На протяжении оставшегося пути Аларик с ней больше не заговаривал. Она слышала, как он вел степенную беседу с ее отцом и Вильгельмом о законах и образе жизни двух стран. Когда они остановились в небольшой деревне, чтобы напоить лошадей, помочь ей сесть на лошадь поспешили другие рыцари, и даже когда они добрались наконец до резиденции Вильгельма в Руане, Аларик остался стоять поодаль, бросая в ее сторону иронические взгляды. Она не обращала на него внимания, одаряя ослепительными улыбками других рыцарей и рассыпая благодарности на их родном языке.

Глава 8

Фаллон была настроена презирать все нормандское, однако с удивлением обнаружила, что ее заинтересовало многое.
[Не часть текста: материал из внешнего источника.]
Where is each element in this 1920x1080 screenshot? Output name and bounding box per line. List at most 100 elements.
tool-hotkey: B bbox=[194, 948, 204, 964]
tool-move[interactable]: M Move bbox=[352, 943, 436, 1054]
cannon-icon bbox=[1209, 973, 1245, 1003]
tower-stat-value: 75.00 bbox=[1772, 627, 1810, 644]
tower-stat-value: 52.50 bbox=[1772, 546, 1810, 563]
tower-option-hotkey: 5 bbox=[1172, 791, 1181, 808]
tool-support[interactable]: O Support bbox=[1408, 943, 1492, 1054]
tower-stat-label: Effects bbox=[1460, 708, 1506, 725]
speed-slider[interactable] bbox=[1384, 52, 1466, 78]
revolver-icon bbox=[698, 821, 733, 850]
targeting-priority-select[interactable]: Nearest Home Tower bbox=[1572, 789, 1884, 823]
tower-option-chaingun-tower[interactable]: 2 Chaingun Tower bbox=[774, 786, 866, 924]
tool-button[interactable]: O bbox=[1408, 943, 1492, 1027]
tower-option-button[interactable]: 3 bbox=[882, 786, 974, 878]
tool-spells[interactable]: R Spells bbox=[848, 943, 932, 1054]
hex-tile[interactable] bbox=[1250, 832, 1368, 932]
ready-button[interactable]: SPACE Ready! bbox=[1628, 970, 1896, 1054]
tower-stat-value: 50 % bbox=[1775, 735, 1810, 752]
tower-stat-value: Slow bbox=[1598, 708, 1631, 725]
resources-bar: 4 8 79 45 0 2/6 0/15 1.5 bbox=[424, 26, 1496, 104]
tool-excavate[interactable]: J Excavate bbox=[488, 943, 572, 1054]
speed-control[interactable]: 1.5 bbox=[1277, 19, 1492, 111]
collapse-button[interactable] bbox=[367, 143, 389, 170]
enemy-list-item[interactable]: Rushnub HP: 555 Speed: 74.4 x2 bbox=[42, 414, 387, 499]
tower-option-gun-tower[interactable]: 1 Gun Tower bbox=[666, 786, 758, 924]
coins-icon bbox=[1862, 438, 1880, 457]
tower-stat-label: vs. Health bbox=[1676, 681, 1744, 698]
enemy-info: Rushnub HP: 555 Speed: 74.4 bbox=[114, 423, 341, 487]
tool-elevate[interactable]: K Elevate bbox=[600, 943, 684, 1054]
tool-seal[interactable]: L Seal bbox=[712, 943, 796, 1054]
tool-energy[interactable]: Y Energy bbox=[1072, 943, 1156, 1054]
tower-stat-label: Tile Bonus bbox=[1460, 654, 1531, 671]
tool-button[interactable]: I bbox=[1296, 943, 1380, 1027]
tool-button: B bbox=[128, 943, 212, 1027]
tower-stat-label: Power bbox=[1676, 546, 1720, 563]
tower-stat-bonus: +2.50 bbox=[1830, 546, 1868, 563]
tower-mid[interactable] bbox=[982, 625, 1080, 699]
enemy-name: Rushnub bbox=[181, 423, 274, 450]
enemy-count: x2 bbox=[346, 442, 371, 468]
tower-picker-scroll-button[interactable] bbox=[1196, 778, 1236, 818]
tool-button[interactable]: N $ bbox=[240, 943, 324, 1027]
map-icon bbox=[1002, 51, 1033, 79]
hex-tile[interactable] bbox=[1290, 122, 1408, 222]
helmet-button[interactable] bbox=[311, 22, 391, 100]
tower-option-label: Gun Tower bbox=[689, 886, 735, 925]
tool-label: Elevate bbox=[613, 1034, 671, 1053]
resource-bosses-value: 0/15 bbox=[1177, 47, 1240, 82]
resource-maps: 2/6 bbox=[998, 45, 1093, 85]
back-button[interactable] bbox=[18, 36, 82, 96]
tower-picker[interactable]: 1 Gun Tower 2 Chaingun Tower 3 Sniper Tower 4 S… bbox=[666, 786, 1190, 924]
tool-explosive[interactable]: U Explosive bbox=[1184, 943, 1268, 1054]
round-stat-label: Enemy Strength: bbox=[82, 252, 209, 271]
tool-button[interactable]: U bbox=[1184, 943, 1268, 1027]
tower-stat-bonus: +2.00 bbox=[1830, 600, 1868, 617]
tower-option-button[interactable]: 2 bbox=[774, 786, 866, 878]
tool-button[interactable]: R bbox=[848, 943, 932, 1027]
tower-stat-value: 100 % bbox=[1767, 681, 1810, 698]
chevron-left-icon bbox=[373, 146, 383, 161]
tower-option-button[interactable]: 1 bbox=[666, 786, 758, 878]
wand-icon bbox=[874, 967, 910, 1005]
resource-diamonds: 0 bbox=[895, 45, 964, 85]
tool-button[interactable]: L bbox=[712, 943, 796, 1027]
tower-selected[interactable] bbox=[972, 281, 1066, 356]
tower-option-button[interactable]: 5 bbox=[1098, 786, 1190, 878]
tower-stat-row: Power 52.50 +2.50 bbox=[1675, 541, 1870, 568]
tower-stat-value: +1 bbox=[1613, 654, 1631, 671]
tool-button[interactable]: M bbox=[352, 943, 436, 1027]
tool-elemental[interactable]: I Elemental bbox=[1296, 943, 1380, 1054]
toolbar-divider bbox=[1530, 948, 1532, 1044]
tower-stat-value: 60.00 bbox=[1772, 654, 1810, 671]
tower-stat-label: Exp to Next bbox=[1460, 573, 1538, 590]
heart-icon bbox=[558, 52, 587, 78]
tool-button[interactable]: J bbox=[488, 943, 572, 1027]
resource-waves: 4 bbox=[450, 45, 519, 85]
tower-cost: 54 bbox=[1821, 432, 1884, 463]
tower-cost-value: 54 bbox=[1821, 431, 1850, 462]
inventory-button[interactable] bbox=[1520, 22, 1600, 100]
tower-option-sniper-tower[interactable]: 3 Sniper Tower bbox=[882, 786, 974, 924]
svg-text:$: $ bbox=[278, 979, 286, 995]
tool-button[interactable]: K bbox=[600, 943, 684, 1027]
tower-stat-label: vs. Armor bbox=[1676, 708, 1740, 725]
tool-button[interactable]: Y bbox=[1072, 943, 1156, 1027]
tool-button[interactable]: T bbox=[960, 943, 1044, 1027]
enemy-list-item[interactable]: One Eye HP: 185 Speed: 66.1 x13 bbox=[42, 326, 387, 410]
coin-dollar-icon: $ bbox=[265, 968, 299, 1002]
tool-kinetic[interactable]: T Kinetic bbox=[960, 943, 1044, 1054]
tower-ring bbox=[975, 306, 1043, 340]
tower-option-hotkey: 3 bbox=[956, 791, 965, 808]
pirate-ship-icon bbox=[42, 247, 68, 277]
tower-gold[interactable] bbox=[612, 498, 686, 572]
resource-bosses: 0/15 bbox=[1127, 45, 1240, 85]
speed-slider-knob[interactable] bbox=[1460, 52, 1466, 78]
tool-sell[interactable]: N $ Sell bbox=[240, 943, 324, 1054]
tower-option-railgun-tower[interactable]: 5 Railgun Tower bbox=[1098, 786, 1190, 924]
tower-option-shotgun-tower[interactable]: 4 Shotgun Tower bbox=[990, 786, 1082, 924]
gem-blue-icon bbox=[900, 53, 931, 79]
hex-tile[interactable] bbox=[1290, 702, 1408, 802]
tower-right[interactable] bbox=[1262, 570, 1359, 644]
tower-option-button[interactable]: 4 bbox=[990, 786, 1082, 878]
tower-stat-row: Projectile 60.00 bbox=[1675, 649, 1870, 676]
Стояло лето, и земля, если по ней не прошлась война, дарила красоту и радость. На холмах и в долинах виднелись замки — огромные сооружения из камня, которые могли выдержать осаду и штурм. Один молодой рыцарь объяснил ей, что они живут по церковным установлениям о перемирии, согласно которым запрещается воевать в определенные дни недели.

— Если бы у нас этого не было, — добавил рыцарь, — нам бы нечего было есть, потому что, когда боевые кони топчут поля и повсюду звенят мечи, не остается ни времени, ни места для жизни.

В Руане Фаллон была поражена оригинальной архитектурой, разнообразием церквей и монастырей, жилых домов и лавок. Город по размерам мало уступал Лондону, но сильно отличался внешне, потому что англичане строили преимущественно из дерева, в то время как норманны отдавали предпочтение кирпичу и камню. Замок Вильгельма впечатлял своей красотой и своеобразием. Фаллон сделала вывод, что строили эти варвары хорошо.

Через некоторое время она перестала употреблять слово «варвары».

Когда Фаллон с отцом и Вильгельмом стояла во дворе замка, слегка поеживаясь от ночной прохлады, до нее донесся негромкий женский голос.

— Должно быть, это Фаллон, дочь Гарольда. — Герцогиня Матильда, жена Вильгельма, симпатичная женщина с лучистыми глазами, подошла к ней и взяла ее за руки, улыбаясь теплой, доброжелательной улыбкой. Трудно было не ответить ей тем же. — Вильгельм, мои опасения оправдались: Ги был не слишком внимателен к нашим английским гостям.

— Да, моя дорогая, боюсь, что так.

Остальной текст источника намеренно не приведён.